2008-10-08 16:22:22

by Tom Talpey

[permalink] [raw]
Subject: [PATCH 03/15] RPC/RDMA: check selected memory registration mode at runtime.

At transport creation, check for, and use, any local dma lkey.
Then, check that the selected memory registration mode is in fact
supported by the RDMA adapter selected for the mount.

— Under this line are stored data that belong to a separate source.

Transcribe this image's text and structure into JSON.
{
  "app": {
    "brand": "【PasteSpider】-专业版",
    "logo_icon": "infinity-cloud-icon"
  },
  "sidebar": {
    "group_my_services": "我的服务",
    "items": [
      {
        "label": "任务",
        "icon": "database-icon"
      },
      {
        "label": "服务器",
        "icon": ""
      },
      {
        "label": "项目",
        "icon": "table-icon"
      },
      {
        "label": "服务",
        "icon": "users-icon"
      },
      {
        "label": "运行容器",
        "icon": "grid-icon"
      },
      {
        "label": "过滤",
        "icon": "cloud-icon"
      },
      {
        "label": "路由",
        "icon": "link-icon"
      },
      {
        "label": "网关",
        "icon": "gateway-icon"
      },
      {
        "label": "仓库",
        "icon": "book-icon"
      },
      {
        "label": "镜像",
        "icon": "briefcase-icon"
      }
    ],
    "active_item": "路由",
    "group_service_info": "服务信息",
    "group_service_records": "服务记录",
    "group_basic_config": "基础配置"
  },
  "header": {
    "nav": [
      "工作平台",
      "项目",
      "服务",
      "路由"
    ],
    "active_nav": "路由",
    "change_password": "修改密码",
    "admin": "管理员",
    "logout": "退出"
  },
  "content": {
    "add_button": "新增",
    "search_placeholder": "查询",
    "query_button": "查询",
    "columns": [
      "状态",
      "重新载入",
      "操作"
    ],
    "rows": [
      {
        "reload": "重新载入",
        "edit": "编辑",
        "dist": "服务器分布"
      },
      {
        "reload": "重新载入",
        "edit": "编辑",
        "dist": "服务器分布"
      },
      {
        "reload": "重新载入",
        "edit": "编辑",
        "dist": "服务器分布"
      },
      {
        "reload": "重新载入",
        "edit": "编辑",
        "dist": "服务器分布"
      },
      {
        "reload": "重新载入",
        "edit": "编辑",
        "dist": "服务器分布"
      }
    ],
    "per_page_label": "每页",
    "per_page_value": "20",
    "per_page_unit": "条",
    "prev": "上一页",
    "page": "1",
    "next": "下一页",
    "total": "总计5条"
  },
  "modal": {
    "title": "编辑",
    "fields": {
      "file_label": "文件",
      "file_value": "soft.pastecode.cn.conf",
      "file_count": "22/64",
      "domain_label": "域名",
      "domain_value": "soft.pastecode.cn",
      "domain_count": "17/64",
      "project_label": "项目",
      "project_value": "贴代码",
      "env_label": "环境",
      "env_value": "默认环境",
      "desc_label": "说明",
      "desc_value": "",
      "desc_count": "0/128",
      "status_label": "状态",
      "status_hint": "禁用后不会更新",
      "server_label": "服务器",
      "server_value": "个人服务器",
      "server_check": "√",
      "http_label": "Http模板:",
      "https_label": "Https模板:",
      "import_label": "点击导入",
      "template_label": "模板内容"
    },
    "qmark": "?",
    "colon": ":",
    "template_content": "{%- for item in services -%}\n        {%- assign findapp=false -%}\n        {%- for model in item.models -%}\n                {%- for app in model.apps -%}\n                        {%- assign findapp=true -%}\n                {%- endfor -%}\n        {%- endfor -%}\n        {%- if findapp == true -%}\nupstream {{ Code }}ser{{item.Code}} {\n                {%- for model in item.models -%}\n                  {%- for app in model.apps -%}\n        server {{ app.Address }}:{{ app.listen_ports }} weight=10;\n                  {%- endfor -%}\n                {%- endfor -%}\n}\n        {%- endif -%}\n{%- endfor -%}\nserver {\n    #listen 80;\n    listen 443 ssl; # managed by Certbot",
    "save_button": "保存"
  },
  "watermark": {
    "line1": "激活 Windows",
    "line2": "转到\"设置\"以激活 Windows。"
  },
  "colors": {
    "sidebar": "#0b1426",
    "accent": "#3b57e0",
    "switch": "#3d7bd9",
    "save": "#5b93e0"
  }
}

Fall back
to best alternative if not.

Signed-off-by: Tom Talpey <[email protected]>
Signed-off-by: Tom Tucker <[email protected]>
---

net/sunrpc/xprtrdma/verbs.c | 95 ++++++++++++++++++++++++++++++++++++-------
1 files changed, 80 insertions(+), 15 deletions(-)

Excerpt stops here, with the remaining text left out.